The process of “mining” cryptocurrencies is so energy intensive that it poses a threat to the global agreement to mitigate greenhouse gas emissions.
In a study published in Energy Research & Social Science, John Truby, associate professor of law and director of the Center for Law & Development at Qatar University, said the Paris Agreement is under threat due to the growing energy consumption of mining cryptocurrencies.
“Despite digital currencies providing considerable potential transactional, security, and financial access benefits, the design of bitcoin’s mining and trading system requires such a vast consumption of electricity that it is equivalent to powering Denmark.
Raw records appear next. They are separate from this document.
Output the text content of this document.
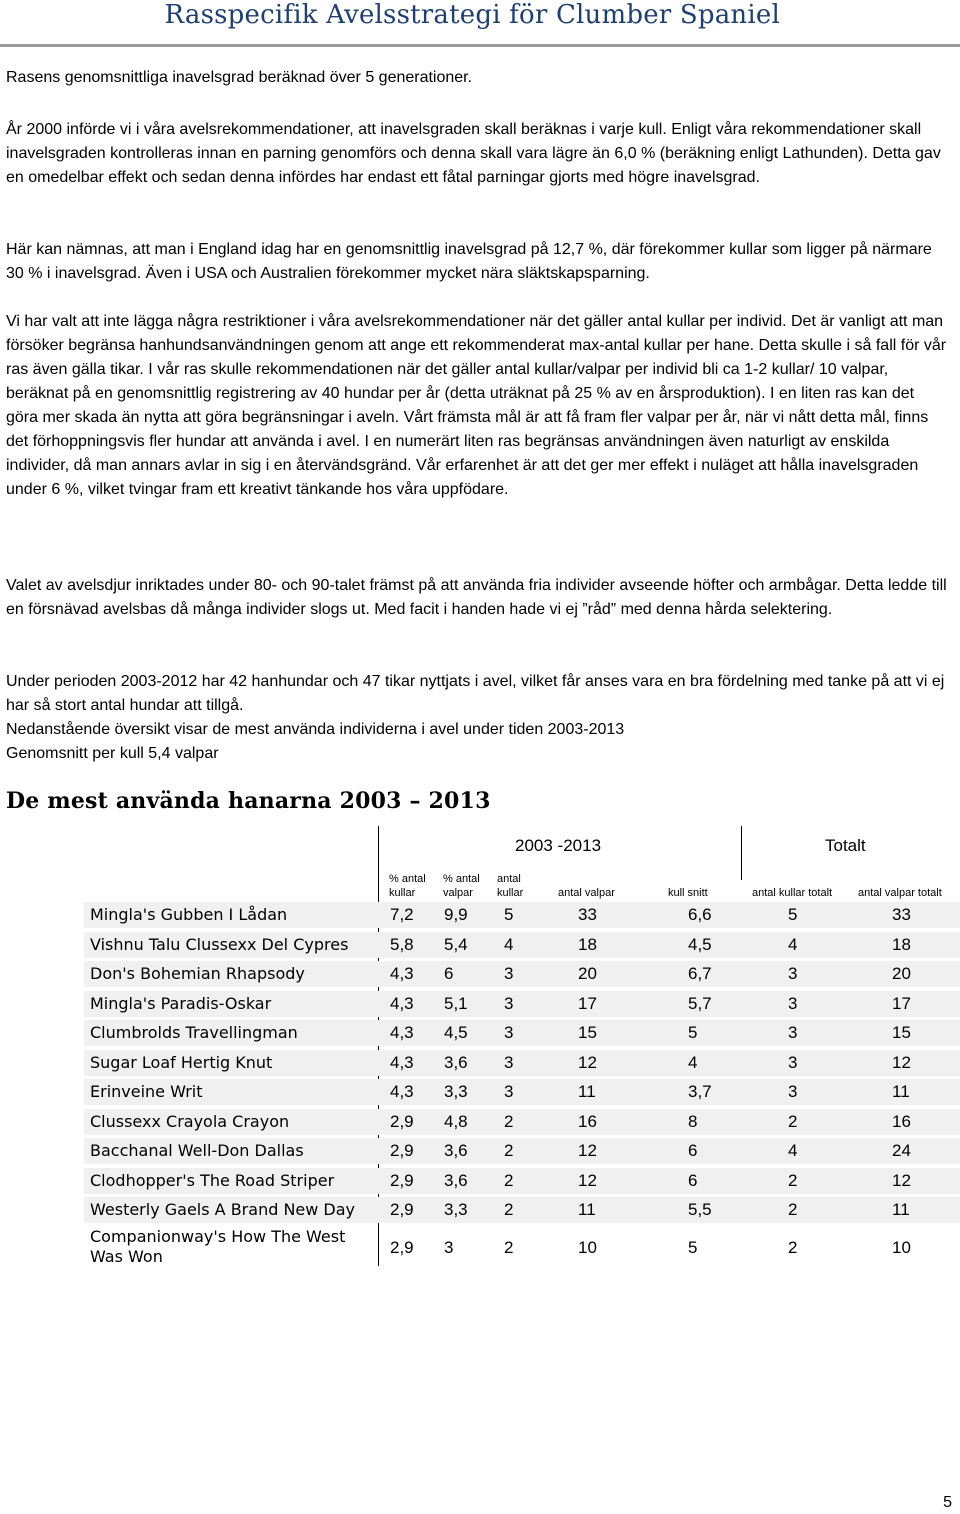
Rasspecifik Avelsstrategi för Clumber Spaniel

Rasens genomsnittliga inavelsgrad beräknad över 5 generationer.

År 2000 införde vi i våra avelsrekommendationer, att inavelsgraden skall beräknas i varje kull. Enligt våra rekommendationer skall inavelsgraden kontrolleras innan en parning genomförs och denna skall vara lägre än 6,0 % (beräkning enligt Lathunden). Detta gav en omedelbar effekt och sedan denna infördes har endast ett fåtal parningar gjorts med högre inavelsgrad.

Här kan nämnas, att man i England idag har en genomsnittlig inavelsgrad på 12,7 %, där förekommer kullar som ligger på närmare 30 % i inavelsgrad. Även i USA och Australien förekommer mycket nära släktskapsparning.

Vi har valt att inte lägga några restriktioner i våra avelsrekommendationer när det gäller antal kullar per individ. Det är vanligt att man försöker begränsa hanhundsanvändningen genom att ange ett rekommenderat max-antal kullar per hane. Detta skulle i så fall för vår ras även gälla tikar. I vår ras skulle rekommendationen när det gäller antal kullar/valpar per individ bli ca 1-2 kullar/ 10 valpar, beräknat på en genomsnittlig registrering av 40 hundar per år (detta uträknat på 25 % av en årsproduktion). I en liten ras kan det göra mer skada än nytta att göra begränsningar i aveln. Vårt främsta mål är att få fram fler valpar per år, när vi nått detta mål, finns det förhoppningsvis fler hundar att använda i avel. I en numerärt liten ras begränsas användningen även naturligt av enskilda individer, då man annars avlar in sig i en återvändsgränd. Vår erfarenhet är att det ger mer effekt i nuläget att hålla inavelsgraden under 6 %, vilket tvingar fram ett kreativt tänkande hos våra uppfödare.

Valet av avelsdjur inriktades under 80- och 90-talet främst på att använda fria individer avseende höfter och armbågar. Detta ledde till en försnävad avelsbas då många individer slogs ut. Med facit i handen hade vi ej ”råd” med denna hårda selektering.

Under perioden 2003-2012 har 42 hanhundar och 47 tikar nyttjats i avel, vilket får anses vara en bra fördelning med tanke på att vi ej har så stort antal hundar att tillgå.

Nedanstående översikt visar de mest använda individerna i avel under tiden 2003-2013

Genomsnitt per kull 5,4 valpar

De mest använda hanarna 2003 – 2013
2003 -2013	Totalt
% antal kullar
% antal valpar
antal kullar	antal valpar	kull snitt	antal kullar totalt	antal valpar totalt
Mingla's Gubben I Lådan	7,2 9,9 5	33	6,6	5	33
Vishnu Talu Clussexx Del Cypres 5,8 5,4 4	18	4,5	4	18
Don's Bohemian Rhapsody	4,3 6	3	20	6,7	3	20
Mingla's Paradis-Oskar	4,3 5,1 3	17	5,7	3	17
Clumbrolds Travellingman	4,3 4,5 3	15	5	3	15
Sugar Loaf Hertig Knut	4,3 3,6 3	12	4	3	12
Erinveine Writ	4,3 3,3 3	11	3,7	3	11
Clussexx Crayola Crayon	2,9 4,8 2	16	8	2	16
Bacchanal Well-Don Dallas	2,9 3,6 2	12	6	4	24
Clodhopper's The Road Striper	2,9 3,6 2	12	6	2	12
Westerly Gaels A Brand New Day 2,9 3,3 2	11	5,5	2	11
Companionway's How The West Was Won	2,9 3	2	10	5	2	10
5
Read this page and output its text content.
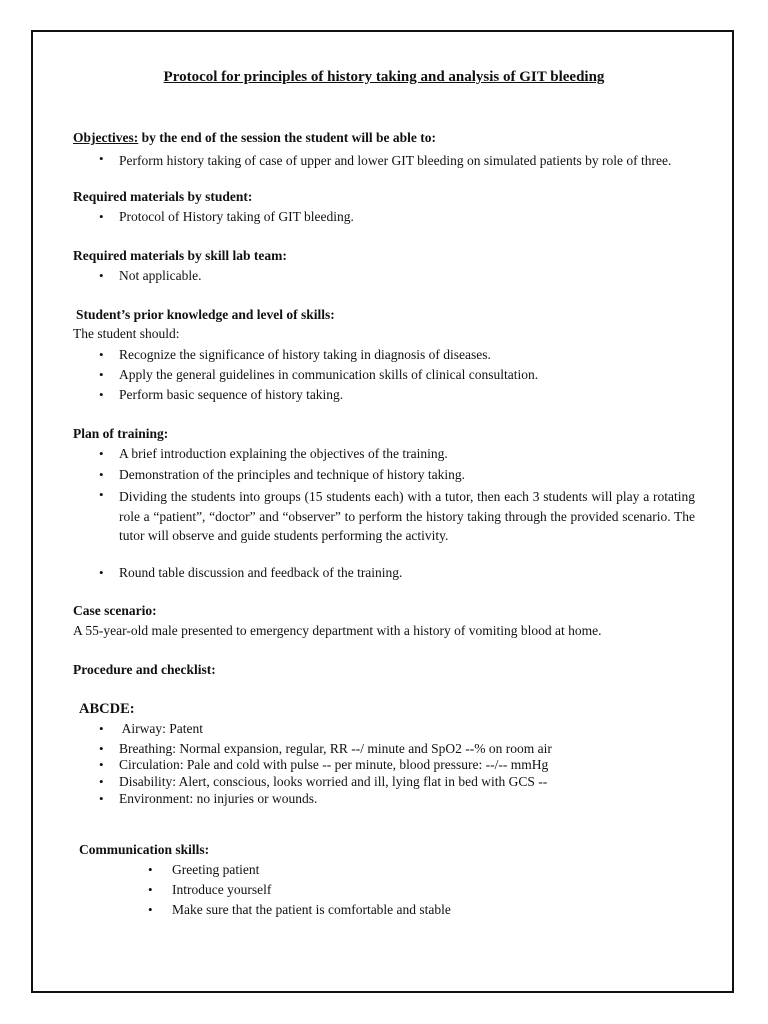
Protocol for principles of history taking and analysis of GIT bleeding
Objectives: by the end of the session the student will be able to:
• Perform history taking of case of upper and lower GIT bleeding on simulated patients by role of three.
Required materials by student:
• Protocol of History taking of GIT bleeding.
Required materials by skill lab team:
• Not applicable.
Student’s prior knowledge and level of skills:
The student should:
• Recognize the significance of history taking in diagnosis of diseases.
• Apply the general guidelines in communication skills of clinical consultation.
• Perform basic sequence of history taking.
Plan of training:
• A brief introduction explaining the objectives of the training.
• Demonstration of the principles and technique of history taking.
• Dividing the students into groups (15 students each) with a tutor, then each 3 students will play a rotating role a “patient”, “doctor” and “observer” to perform the history taking through the provided scenario. The tutor will observe and guide students performing the activity.
• Round table discussion and feedback of the training.
Case scenario:
A 55-year-old male presented to emergency department with a history of vomiting blood at home.
Procedure and checklist:
ABCDE:
• Airway: Patent
• Breathing: Normal expansion, regular, RR --/ minute and SpO2 --% on room air
• Circulation: Pale and cold with pulse -- per minute, blood pressure: --/-- mmHg
• Disability: Alert, conscious, looks worried and ill, lying flat in bed with GCS --
• Environment: no injuries or wounds.
Communication skills:
• Greeting patient
• Introduce yourself
• Make sure that the patient is comfortable and stable
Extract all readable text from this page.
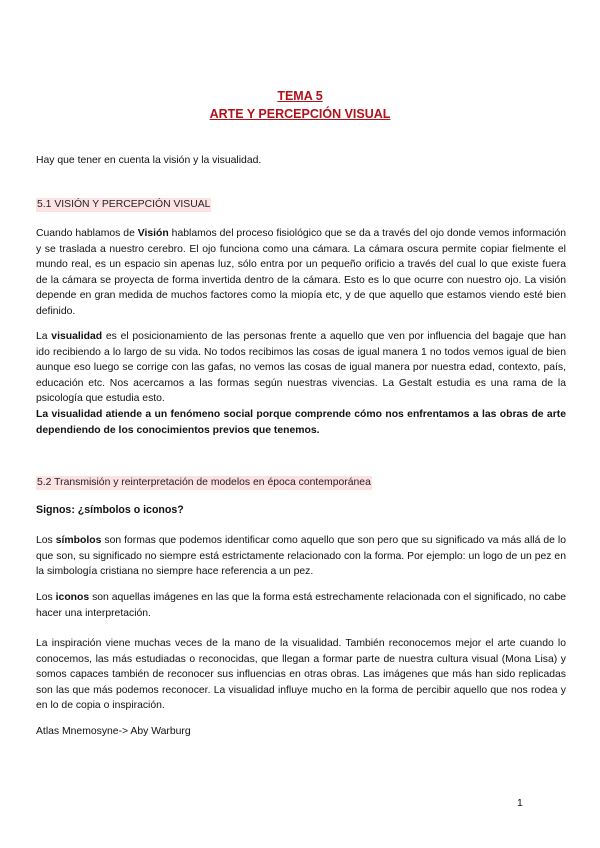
TEMA 5
ARTE Y PERCEPCIÓN VISUAL

Hay que tener en cuenta la visión y la visualidad.

5.1 VISIÓN Y PERCEPCIÓN VISUAL

Cuando hablamos de Visión hablamos del proceso fisiológico que se da a través del ojo donde vemos información y se traslada a nuestro cerebro. El ojo funciona como una cámara. La cámara oscura permite copiar fielmente el mundo real, es un espacio sin apenas luz, sólo entra por un pequeño orificio a través del cual lo que existe fuera de la cámara se proyecta de forma invertida dentro de la cámara. Esto es lo que ocurre con nuestro ojo. La visión depende en gran medida de muchos factores como la miopía etc, y de que aquello que estamos viendo esté bien definido.

La visualidad es el posicionamiento de las personas frente a aquello que ven por influencia del bagaje que han ido recibiendo a lo largo de su vida. No todos recibimos las cosas de igual manera 1 no todos vemos igual de bien aunque eso luego se corrige con las gafas, no vemos las cosas de igual manera por nuestra edad, contexto, país, educación etc. Nos acercamos a las formas según nuestras vivencias. La Gestalt estudia es una rama de la psicología que estudia esto.
La visualidad atiende a un fenómeno social porque comprende cómo nos enfrentamos a las obras de arte dependiendo de los conocimientos previos que tenemos.

5.2 Transmisión y reinterpretación de modelos en época contemporánea
Signos: ¿símbolos o iconos?

Los símbolos son formas que podemos identificar como aquello que son pero que su significado va más allá de lo que son, su significado no siempre está estrictamente relacionado con la forma. Por ejemplo: un logo de un pez en la simbología cristiana no siempre hace referencia a un pez.

Los iconos son aquellas imágenes en las que la forma está estrechamente relacionada con el significado, no cabe hacer una interpretación.

La inspiración viene muchas veces de la mano de la visualidad. También reconocemos mejor el arte cuando lo conocemos, las más estudiadas o reconocidas, que llegan a formar parte de nuestra cultura visual (Mona Lisa) y somos capaces también de reconocer sus influencias en otras obras. Las imágenes que más han sido replicadas son las que más podemos reconocer. La visualidad influye mucho en la forma de percibir aquello que nos rodea y en lo de copia o inspiración.

Atlas Mnemosyne-> Aby Warburg

1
This threatens the planet to the extent that intervention is necessary to prevent similar models emerging,” wrote Truby.
According to the Bitcoin Energy Consumption Index, annual electricity consumption stands at 73.12 TWh, a near 400% increase over the past 12 months, and according to the study, the process involved in a single bitcoin
transaction could provide electricity for a home in Britain for an entire month.
So what can be done?
Government intervention is a possibility, Truby argued, saying that while intervention in a free market is contentious, the need to avert environmental harm could justify it when applying 19th century philosopher John Stuart Mill’s utilitarian justification for intervention. “The only purpose for which power can be rightfully exercised over any member of a civilized community, against his will, is to prevent harm to others,” Mill famously said.
The decentralized nature of the technology could complicate the prospect of government intervention. However, the agreement between 179 parties in the Paris agreement calls for a focus on what can be done, Truby said.
“Furthermore, the [Paris] Agreement mentions numerous times that technology should be utilized to achieve greenhouse gas mitigation, whereas a highly polluting use of technology would very much go against the spirit of the agreement, if not the commitments made,” wrote Truby.
Another solution could be a change in how bitcoin transactions are confirmed.
Currently, bitcoin uses a proof-of-work concept, where miners are rewarded by solving puzzles to validate a transaction, which is heavily energy intensive. Another method of verifying and confirming digital currency transactions is proof-of-stake. Under this protocol, the creator of a new block is predetermined and is rewarded a transaction fee, not a block, which requires much less energy.
Whatever route the crypto community goes, Truby said the dialogue should not focus on disputing the technology, but trying to alleviate the environmental issues it poses.
“As the underlying technology can offer significant benefits, it is here to stay, so future models must be designed without reliance on energy consumption so disproportionate to their economic or social benefits.”